Buxton B F, Ruengsakulrach P, Fuller J, Rosalion A, Reid C M, Tatoulis J
Department of Cardiac Surgery, Austin Campus, HSB-5, Austin & Repatriation Medical Centre, Studley Road, Victoria 3084, Heidelberg, Australia.
Eur J Cardiothorac Surg. 2000 Sep;18(3):255-61. doi: 10.1016/s1010-7940(00)00527-3.
The left internal thoracic artery (LITA), when grafted to the left anterior descending artery (LAD), is generally accepted as the conduit of choice for coronary artery bypass grafting (CABG). In contrast, the role and efficacy of the right internal thoracic artery (RITA), despite its long-term use as a coronary artery graft, is relatively less understood. Accordingly, in this study, we sought to assess the utility of the RITA as a coronary conduit by examining the long-term patency of both in situ and free RITA grafts and analyzing the association between intraoperative graft and coronary artery variables.
Nine hundred and sixty-two patients (LITA 962, RITA 432) who had CABG between 1985 and 1998 and underwent re-angiography for evidence of myocardial ischemia were included in this observational analysis. The diameter of the internal thoracic artery (ITA), the presence of a proximal anastomosis with the aorta, the location of the anastomosis with the coronary artery, and the coronary artery diameter, were recorded at the initial procedure. The follow-up was 67.0+/-39.4 months (mean+/-SD, range 0.1-169.5). The relationship between intraoperative variables and graft patency was assessed using Cox proportional hazard models.

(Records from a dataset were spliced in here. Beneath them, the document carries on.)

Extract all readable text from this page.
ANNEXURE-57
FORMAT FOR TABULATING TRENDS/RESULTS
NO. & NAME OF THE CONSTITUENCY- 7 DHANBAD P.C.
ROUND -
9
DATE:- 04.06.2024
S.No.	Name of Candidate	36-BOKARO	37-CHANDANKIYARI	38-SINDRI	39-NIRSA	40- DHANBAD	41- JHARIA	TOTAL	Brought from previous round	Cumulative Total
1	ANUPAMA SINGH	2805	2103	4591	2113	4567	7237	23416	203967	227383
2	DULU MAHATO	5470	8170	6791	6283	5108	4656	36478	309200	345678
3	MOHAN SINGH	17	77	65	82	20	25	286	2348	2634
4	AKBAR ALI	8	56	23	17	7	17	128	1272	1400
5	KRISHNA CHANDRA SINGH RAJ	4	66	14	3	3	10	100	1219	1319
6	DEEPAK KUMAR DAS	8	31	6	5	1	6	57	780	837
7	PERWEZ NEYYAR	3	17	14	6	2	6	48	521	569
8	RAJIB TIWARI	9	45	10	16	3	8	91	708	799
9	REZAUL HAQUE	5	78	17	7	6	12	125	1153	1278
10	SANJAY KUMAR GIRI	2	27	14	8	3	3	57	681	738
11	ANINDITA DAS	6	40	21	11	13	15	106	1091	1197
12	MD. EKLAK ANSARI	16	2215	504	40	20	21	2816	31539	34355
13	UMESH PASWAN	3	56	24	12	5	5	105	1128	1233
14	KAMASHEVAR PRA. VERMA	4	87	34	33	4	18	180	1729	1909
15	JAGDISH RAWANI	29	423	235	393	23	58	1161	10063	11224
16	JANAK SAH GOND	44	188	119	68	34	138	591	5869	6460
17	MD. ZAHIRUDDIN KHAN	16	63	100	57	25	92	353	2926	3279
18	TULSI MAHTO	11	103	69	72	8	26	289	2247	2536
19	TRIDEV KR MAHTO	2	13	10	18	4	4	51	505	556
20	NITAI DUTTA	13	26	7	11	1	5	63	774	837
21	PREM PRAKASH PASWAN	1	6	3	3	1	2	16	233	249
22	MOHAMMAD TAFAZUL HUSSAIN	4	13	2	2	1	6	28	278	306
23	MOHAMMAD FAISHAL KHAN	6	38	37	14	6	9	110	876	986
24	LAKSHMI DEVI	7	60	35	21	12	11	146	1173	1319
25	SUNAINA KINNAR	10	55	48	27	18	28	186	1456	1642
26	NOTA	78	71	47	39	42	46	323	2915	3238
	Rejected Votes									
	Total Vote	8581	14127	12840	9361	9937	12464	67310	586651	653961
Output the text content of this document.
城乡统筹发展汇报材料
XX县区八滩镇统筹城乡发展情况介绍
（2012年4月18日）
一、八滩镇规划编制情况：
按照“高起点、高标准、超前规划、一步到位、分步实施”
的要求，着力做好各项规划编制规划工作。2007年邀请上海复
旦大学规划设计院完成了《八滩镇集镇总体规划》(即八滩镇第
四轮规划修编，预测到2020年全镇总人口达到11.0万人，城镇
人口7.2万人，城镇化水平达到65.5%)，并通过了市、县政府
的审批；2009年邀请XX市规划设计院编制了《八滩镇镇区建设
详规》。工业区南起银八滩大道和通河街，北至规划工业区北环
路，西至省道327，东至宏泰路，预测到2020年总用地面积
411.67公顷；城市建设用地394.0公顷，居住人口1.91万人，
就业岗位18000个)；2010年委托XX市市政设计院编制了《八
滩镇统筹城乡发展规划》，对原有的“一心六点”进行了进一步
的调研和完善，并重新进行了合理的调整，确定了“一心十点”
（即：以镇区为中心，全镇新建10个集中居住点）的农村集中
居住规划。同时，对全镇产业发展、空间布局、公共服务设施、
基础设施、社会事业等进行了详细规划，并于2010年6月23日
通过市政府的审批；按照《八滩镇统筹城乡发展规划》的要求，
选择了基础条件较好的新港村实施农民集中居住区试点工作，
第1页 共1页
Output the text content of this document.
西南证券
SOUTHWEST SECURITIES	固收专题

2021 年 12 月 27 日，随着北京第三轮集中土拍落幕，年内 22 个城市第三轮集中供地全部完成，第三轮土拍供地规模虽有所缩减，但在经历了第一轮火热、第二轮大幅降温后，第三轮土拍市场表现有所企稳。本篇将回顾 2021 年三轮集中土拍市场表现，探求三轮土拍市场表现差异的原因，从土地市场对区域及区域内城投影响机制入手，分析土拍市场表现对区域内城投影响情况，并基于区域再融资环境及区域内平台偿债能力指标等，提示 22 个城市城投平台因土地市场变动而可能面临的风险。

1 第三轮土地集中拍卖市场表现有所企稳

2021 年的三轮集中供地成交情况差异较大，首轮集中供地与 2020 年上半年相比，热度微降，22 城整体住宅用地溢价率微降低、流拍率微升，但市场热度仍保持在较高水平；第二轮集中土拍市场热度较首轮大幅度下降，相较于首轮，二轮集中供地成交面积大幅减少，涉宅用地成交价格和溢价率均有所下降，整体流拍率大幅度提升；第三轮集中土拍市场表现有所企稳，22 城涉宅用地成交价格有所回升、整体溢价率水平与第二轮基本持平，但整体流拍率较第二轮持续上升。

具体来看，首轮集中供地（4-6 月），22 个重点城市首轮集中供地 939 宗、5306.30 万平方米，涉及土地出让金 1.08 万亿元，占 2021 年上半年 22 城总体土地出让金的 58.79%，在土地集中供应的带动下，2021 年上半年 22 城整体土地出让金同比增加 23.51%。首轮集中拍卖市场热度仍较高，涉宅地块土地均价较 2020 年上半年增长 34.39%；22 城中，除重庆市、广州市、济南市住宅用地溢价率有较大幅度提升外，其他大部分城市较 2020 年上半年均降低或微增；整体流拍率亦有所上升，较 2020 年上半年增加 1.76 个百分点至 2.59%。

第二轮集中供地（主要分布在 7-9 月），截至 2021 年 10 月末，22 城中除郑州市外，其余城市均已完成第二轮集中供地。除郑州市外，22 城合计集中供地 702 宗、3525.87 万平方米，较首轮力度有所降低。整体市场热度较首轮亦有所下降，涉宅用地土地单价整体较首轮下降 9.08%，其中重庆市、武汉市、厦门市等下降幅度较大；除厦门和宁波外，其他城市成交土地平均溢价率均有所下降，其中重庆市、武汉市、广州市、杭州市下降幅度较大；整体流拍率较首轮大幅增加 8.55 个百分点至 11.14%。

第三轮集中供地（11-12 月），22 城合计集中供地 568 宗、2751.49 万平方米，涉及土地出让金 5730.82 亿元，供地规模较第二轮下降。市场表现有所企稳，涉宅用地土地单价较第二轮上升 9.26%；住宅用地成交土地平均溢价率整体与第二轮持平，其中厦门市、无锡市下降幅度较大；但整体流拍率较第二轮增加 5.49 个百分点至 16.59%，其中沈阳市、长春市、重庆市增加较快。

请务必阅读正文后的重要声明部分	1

Highest RITA failure rates were associated with grafting a native coronary artery with a stenosis of less than 60% compared with 80-100% (RR 3. 8 (95% CI, 1.9-7.2) P=0.0001). Grafts to non-LAD arteries had a higher risk of failure, the highest risk ratio being associated with grafting the right coronary artery (RR 4.0 (95% CI, 0.9-17.4) P=0.06)). Free compared with in situ grafts were also associated with a higher risk of failure with this result bordering on statistical significance (RR 1.9 (95% CI, 1.0-6.0) P=0.06))
Preference should be given to grafting arteries with a high grade stenosis or occlusion, to grafting left rather than right coronary arteries, and to using in situ rather than free ITA grafts. Passing the RITA to the left, either anterior to the aorta or through the transverse sinus, did not influence patency.
左乳内动脉(LITA)移植至左前降支动脉(LAD)时,通常被认为是冠状动脉旁路移植术(CABG)的首选血管桥。相比之下,右乳内动脉(RITA)尽管长期用作冠状动脉移植血管,但其作用和疗效相对了解较少。因此,在本研究中,我们通过检查原位和游离RITA移植血管的长期通畅情况,并分析术中移植血管和冠状动脉变量之间的关联,来评估RITA作为冠状动脉血管桥的效用。
本观察性分析纳入了1985年至1998年间接受CABG并因心肌缺血证据接受再次血管造影的962例患者(LITA 962例,RITA 432例)。在初次手术时记录乳内动脉(ITA)的直径、与主动脉近端吻合的情况、与冠状动脉吻合的位置以及冠状动脉直径。随访时间为67.0±39.4个月(平均值±标准差,范围0.1 - 169.5个月)。使用Cox比例风险模型评估术中变量与移植血管通畅性之间的关系。
与狭窄80% - 100%的冠状动脉相比,移植至狭窄小于60%的自身冠状动脉时RITA失败率最高(风险比3.8(95%置信区间,1.9 - 7.2),P = 0.0001)。移植至非LAD动脉的血管桥失败风险更高,最高风险比与移植至右冠状动脉相关(风险比4.0(95%置信区间,0.9 - 17.4),P = 0.06))。与原位移植血管相比,游离移植血管失败风险也更高,此结果接近统计学显著性(风险比1.9(95%置信区间,1.0 - 6.0),P = 0.06))
应优先选择移植至高度狭窄或闭塞的动脉,优先移植至左冠状动脉而非右冠状动脉,优先使用原位而非游离ITA移植血管。将RITA向左绕过主动脉前方或穿过横窦,不影响通畅性。